20世紀を代表するピアノの巨匠ギレリスによるハンマークラヴィーアの名演奏である。楽曲構成、テンポ、表現において全く奇をてらった所がなく自然に奏でていながら、40分弱に及ぶ長大なソナタを全く飽きることなく聴き通させる力量に感服する。第一楽章冒頭から力むことなく堂々と確固としたテンポで始まり、煌くような美音と正確なタッチで高貴なベートーヴェンの世界に引き込んでいく。対位法を駆使した展開部がこの楽章にアクセントを与えている。圧巻は第三楽章で全体に深い精神性に満ち溢れているが、とりわけ中間部の感情に流されず切々と歌い上げる情感のこもった音楽は誠に感動的である。そして、第四楽章の序奏を経てフーガに突入するが、各声部の旋律が鮮明に生き生きと奏でられ、絡み合って目くるめく世界を展開していく。途中、一旦静まってフーガの第二主題を提示し二重フーガとなり旋律が錯綜しながら一気にコーダに持ち込み大きな感銘とともに曲を締めくくる。
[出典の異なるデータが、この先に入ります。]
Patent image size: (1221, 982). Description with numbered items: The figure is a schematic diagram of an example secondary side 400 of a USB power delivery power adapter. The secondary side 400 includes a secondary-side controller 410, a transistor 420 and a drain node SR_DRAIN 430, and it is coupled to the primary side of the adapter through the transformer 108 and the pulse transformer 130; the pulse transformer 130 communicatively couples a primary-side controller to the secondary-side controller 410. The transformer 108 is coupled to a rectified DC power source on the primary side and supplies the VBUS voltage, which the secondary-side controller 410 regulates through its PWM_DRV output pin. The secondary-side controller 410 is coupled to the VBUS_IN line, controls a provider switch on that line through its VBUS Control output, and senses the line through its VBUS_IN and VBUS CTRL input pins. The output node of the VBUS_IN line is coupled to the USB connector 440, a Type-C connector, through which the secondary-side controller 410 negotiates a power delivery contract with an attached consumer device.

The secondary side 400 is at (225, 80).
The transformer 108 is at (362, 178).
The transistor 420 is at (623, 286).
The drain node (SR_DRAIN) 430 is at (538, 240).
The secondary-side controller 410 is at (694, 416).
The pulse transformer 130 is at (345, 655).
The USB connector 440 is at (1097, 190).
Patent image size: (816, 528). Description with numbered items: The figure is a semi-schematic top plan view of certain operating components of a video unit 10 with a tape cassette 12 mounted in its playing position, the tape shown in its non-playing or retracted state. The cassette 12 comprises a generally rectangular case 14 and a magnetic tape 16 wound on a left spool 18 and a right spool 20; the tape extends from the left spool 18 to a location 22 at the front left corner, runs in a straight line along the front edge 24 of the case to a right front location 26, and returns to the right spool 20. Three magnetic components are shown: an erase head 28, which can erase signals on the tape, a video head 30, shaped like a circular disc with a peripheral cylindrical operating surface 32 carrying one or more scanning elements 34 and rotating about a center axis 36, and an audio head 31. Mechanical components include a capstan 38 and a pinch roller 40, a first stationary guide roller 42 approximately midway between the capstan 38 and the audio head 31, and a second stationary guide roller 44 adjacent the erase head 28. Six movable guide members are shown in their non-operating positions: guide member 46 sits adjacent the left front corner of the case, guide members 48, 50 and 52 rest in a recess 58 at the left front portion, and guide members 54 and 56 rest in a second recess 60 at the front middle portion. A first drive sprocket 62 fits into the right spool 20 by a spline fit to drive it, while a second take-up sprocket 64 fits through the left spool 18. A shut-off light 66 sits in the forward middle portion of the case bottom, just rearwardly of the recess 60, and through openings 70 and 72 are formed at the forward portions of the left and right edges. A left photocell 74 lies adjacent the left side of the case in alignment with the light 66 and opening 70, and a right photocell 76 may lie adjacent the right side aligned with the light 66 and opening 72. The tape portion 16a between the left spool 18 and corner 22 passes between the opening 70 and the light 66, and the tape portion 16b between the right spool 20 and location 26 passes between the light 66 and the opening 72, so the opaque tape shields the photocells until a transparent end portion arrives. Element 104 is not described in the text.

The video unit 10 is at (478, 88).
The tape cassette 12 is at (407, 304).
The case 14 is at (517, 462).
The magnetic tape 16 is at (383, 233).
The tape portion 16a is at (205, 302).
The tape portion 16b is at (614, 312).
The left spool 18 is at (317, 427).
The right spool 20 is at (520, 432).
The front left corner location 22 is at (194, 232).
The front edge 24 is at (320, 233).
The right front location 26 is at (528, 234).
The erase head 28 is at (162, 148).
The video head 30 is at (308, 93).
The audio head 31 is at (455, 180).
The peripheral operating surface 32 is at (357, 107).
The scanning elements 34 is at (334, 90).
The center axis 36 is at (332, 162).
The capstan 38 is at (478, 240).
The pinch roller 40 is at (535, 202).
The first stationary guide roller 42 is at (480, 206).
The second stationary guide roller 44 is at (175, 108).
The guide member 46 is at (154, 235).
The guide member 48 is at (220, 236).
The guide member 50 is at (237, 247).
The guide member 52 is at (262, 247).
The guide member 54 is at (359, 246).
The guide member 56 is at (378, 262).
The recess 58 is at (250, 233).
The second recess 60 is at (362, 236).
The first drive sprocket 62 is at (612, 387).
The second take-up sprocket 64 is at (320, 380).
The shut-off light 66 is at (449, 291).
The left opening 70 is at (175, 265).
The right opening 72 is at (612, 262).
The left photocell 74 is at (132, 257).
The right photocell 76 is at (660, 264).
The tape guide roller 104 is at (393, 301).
第30番も美しいタッチと音色の変化、最終楽章の各変奏曲の性格付けが明瞭で、格調高く非常優れた名演奏である。個人的には幾分地味なゼルキンの第30番が気に入っているが、ギレリスの美音と表現力を駆使したこの演奏も実に素晴らしい。
聴き込めば感動をもたらす名曲かつ名演奏である。